According to reports, an additional $18.2 million went to the interiors, including a dining room for fundraising and enough open storage to store half a thousand or so works. All are illuminated by lighting designer Arnold Chan of Isometrix, who previously lit Pace’s Hong Kong gallery, along with dining hotspots like Nobu. “Hidden lighting fixtures deliver ambient light that can be fully adjusted in terms of intensity and color temperature,” Kozerski says. “A sophisticated system of spot and flood lights are also fully adjustable with the same parameters, allows an extremely high level of flexibility and customization.”
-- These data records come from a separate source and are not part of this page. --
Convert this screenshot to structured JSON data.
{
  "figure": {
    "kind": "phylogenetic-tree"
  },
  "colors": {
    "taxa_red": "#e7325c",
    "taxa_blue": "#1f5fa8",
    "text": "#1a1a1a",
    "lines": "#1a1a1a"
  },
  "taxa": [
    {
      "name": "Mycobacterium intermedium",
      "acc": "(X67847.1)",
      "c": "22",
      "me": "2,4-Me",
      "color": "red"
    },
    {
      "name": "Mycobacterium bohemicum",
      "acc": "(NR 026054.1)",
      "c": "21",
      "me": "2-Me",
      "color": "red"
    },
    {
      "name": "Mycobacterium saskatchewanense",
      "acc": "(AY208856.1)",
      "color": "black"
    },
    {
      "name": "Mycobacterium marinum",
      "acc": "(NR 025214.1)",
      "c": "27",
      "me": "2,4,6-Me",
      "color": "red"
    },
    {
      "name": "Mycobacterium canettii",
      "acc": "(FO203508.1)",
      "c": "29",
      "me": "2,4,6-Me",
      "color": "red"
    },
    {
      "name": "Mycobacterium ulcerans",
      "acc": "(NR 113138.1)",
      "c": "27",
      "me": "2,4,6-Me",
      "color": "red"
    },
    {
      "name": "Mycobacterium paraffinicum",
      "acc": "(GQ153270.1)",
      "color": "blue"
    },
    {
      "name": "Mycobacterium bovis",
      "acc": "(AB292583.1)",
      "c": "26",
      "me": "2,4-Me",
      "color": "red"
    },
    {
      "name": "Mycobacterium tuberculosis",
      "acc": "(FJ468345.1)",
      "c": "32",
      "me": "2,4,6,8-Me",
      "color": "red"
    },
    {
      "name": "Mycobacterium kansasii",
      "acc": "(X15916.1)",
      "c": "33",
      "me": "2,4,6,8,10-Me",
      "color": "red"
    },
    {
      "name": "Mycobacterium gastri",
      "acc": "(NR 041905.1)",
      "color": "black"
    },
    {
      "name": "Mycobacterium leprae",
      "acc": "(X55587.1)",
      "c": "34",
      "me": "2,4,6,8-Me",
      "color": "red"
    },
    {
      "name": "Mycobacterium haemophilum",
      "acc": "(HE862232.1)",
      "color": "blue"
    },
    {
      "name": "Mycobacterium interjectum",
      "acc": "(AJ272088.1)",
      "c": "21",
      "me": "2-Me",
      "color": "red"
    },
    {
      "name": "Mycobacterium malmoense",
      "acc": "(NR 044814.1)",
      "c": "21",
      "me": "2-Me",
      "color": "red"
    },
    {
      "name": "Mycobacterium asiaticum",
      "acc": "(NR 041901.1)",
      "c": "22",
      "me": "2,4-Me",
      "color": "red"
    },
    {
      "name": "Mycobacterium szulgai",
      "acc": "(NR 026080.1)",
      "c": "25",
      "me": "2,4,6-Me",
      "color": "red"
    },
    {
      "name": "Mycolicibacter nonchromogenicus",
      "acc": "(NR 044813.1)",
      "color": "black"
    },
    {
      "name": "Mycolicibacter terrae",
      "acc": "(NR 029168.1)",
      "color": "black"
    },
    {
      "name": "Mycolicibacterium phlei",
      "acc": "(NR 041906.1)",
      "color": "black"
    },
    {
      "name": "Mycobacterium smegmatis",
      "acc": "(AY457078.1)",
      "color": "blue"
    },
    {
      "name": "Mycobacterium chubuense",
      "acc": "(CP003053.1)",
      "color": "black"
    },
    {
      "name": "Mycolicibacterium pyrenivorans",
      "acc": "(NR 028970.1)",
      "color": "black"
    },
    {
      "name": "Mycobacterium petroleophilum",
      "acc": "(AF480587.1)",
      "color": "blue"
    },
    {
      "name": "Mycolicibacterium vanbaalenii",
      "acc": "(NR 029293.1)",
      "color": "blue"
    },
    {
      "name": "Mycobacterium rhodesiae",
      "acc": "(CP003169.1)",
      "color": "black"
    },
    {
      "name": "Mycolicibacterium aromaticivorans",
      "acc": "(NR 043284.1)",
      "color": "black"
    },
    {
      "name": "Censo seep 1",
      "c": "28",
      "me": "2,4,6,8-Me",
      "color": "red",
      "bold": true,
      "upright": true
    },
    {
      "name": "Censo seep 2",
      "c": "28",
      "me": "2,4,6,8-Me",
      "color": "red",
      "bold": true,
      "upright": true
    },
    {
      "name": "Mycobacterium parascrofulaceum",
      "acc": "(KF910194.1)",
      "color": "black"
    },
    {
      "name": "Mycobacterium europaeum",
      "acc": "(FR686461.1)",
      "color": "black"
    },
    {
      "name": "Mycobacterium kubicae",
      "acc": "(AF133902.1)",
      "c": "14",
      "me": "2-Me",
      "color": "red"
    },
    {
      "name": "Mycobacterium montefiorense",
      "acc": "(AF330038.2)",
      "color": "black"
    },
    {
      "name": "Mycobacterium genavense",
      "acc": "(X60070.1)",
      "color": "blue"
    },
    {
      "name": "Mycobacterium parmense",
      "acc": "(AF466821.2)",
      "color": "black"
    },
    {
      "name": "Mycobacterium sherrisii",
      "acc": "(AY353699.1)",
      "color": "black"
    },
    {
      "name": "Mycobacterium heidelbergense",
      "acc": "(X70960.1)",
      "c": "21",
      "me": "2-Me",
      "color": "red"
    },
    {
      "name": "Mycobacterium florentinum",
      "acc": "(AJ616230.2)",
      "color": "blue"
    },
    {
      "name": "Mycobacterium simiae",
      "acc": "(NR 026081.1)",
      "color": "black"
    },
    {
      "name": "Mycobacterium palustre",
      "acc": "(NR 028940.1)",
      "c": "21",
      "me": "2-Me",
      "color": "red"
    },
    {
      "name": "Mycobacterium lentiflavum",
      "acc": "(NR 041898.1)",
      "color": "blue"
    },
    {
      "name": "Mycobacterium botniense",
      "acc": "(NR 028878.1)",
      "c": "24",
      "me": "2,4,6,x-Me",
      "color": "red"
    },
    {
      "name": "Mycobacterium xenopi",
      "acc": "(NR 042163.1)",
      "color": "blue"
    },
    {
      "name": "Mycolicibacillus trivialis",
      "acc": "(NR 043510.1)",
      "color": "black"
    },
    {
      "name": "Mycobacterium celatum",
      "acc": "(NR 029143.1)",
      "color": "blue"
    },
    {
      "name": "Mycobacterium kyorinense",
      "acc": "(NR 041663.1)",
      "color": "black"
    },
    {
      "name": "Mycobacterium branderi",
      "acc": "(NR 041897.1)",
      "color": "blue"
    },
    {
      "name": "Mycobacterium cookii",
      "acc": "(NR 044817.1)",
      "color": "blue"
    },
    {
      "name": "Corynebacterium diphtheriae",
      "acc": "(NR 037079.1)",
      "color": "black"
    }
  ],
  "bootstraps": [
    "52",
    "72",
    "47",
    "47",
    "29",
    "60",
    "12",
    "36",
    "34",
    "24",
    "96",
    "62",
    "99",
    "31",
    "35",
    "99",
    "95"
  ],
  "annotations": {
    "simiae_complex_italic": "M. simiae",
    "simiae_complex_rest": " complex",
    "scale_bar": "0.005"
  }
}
Artists will have full control, therefore, of how their work will look in the entirely column-free galleries that start on the street level, then contract and expand in size as the building rises. A ground-floor library offers 10,000 volumes for researchers to delve into the history of artists in the Pace orbit, surrounded by smaller revolving exhibitions. “It’s a narrow, cozy, and hushed place,” says senior director and curator Andria Hickey. “You can sit there in total peace. You get the sense that art is open to a variety of voices and interpretations, that history is never finished or set, and that this cultural legacy is right there, present and available to anyone to grapple with and rethink.” Anyone with credentials and an appointment, that is.

Pace HQ New York
A 2,200-square-foot gallery for installation, performances, and events looms over the sixth-floor terrace. Courtesy Pace Gallery; Photo: Thomas Loof

Amateurs can instead ogle artworks alternating from story to story. Polished concrete covers the floors of the massive 3,600-square-foot ground-floor gallery, while solid white oak shines across the smaller and squatter second and third floors, both defined by south walls of glass. The ample natural light does a fair job of making the rooms seem to brightly disappear around the art; galleries without windows feel, at the moment, ad hoc, unlike the highly determined, multidisciplinary jewel-box of the seventh floor. Its 2,200 square feet are bounded by 17-foot-tall windows with views of the neighboring buildings that, as one wanders around, become a show of their own, all light and shade and office goings-on. The inaugural show of Fred Wilson’s Chandeliers could barely compete.

Those windows, thankfully, can also be blacked out to allow performers to do their thing free of competition. “We introduced a three-step change in level to help create a ‘stage’ type of experience,” Bonetti says; new curator Mark Beasley will fill that “stage” with programming under the rubric of Pace Live. “Performance and live arts programs are fast becoming a fixture of museums and galleries, largely in response to contemporary artists’ renewed, and, now public, engagement with the experiential,” Beasley says. He’s perhaps hinting at that shift from seeing to being seen.

The experience is everything, at least for now, which is why the most forward-thinking aspect of the new mega-Pace isn’t the (lovely) Loie Hollowell painting show on the second floor. It is, inevitably, the rather fabulous terrace, complete with a Pace food truck and, at some point in the future, a sculpture garden. With 4,800 square feet below and beyond a shimmering stainless steel ceiling, and with glorious views of Manhattan’s changing skyline, the terrace is a fusion of the High Line and Boom Boom Room. Unlike, say, the Whitney Museum’s outdoor spaces, Pace’s terrace is both free of charge and built for schmoozing, for selfies, for scoring an invite to be seen perched among whatever art (or whichever art stars) will arrive there.

“The floor is composed of solid wood blocks of Black Locust wood set on the ‘end grain,’ and installed on a bed of sand,” says co-founder Dominic Kozerski. While solid blocks set on sand might be a bit on-the-nose as a metaphor for today’s art market, the material choice was deliberate: It allows the terrace to take large point loads. It also makes it comfy to stand on and pose, even in the fanciest high heels.